The value in the first statement is both simple and powerful. Getting a greater-than 2x performance boost in optimized applications for somewhere between 225 and 300 W is not bad, particularly when you consider a pair of Xeon E5s is typically going to have a 190 to 300 W thermal ceiling, too. But because the Xeon Phi is a PCI Express-based card, you can also use more than one per pair of Xeon E5s. So long as the scaling is there, you can use two, three, or even four in a server with Xeon CPUs in it. The resulting combination can give you a lot more performance for a given amount of rack space, more performance under a defined power budget, or comparable performance using far less space, power, and cooling.
Then again, almost any step forward in manufacturing or architecture should yield gains in those same metrics. Xeon Phi's big advantage is tied to the development effort needed to harness the hardware's potential. Intel is hoping that programming for CUDA and OpenCL is still in its infancy, and that the idea of using familiar languages and tools is a compelling advantage able to generate support from the software community. Intel's position is strong, if it's able to maintain competitive performance. A unified programming model allows developers to exploit host processors and co-processors via x86, minimizing the time it takes to generate optimized code.

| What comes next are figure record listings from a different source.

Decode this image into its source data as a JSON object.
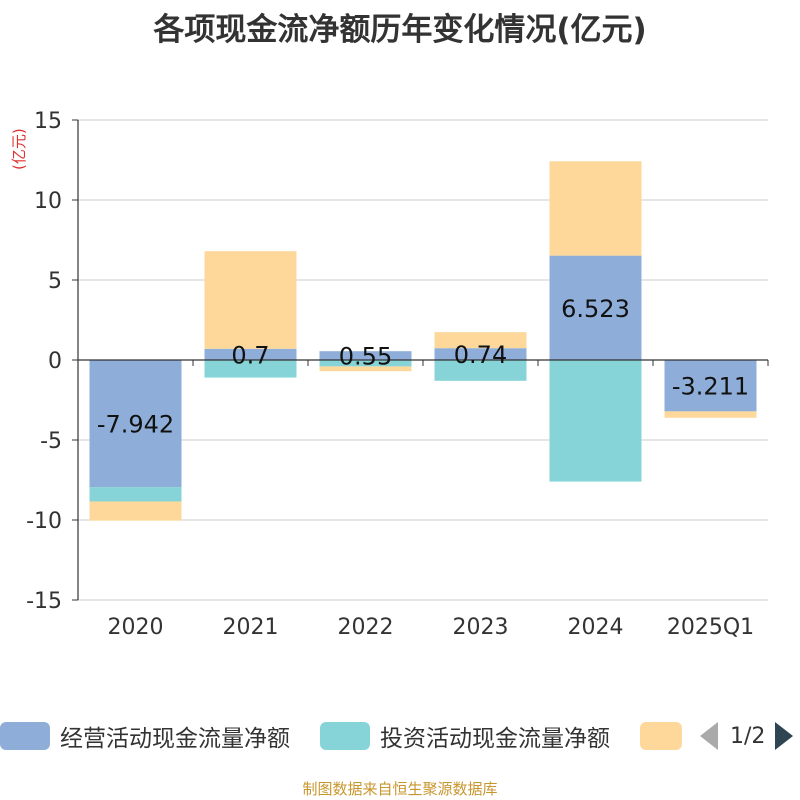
{
  "chart_data": {
    "type": "bar",
    "stacked": true,
    "title": "各项现金流净额历年变化情况(亿元)",
    "ylabel": "(亿元)",
    "ylim": [
      -15,
      15
    ],
    "yticks": [
      15,
      10,
      5,
      0,
      -5,
      -10,
      -15
    ],
    "categories": [
      "2020",
      "2021",
      "2022",
      "2023",
      "2024",
      "2025Q1"
    ],
    "series": [
      {
        "name": "经营活动现金流量净额",
        "color": "#8eaed9",
        "values": [
          -7.942,
          0.7,
          0.55,
          0.74,
          6.523,
          -3.211
        ]
      },
      {
        "name": "投资活动现金流量净额",
        "color": "#86d4d8",
        "values": [
          -0.9,
          -1.1,
          -0.4,
          -1.3,
          -7.6,
          0
        ]
      },
      {
        "name": "",
        "color": "#fdd89a",
        "values": [
          -1.2,
          6.1,
          -0.3,
          1.0,
          5.9,
          -0.4
        ]
      }
    ],
    "data_labels": [
      "-7.942",
      "0.7",
      "0.55",
      "0.74",
      "6.523",
      "-3.211"
    ],
    "legend_position": "bottom"
  },
  "legend": {
    "items": [
      {
        "label": "经营活动现金流量净额",
        "color": "#8eaed9"
      },
      {
        "label": "投资活动现金流量净额",
        "color": "#86d4d8"
      },
      {
        "label": "",
        "color": "#fdd89a"
      }
    ],
    "page_indicator": "1/2"
  },
  "source_text": "制图数据来自恒生聚源数据库"
}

One of the questions we put to Intel during the Xeon Phi Q&A was, "If you sell these accelerators for $2000 or more, how will the next generation of college students learn to write code able to exploit this hardware?" I received two responses. First, Xeon Phi will not be available at retail, so Intel is working to arm universities with hardware resources. The second answer was more intriguing. If a budding programmer has a Core i3 or better CPU, they can already learn the programming model. Remember, most of the gains you get from a many-core architecture come simply from optimizing code for parallelism.
Intel doesn't care if you program for a Core i3, a Xeon E5, or a Xeon Phi. The company simply wants code written for multi-core x86 architectures. Back in the 1990s when I was doing computer science, we didn't have multi-core CPUs in our desktops. Nowadays, this is the model that will proliferate going forward.
I would also encourage Intel to get the Xeon Phi chips with manufacturing defects (resulting in lower usable core counts) into the hands of students. The name of the game is big data analytics, and that field is open to innovation from today's generation. For some at the University of Texas at Austin, they can look forward to access to the TACC and its Xeon Phi-equipped Stampede supercomputer.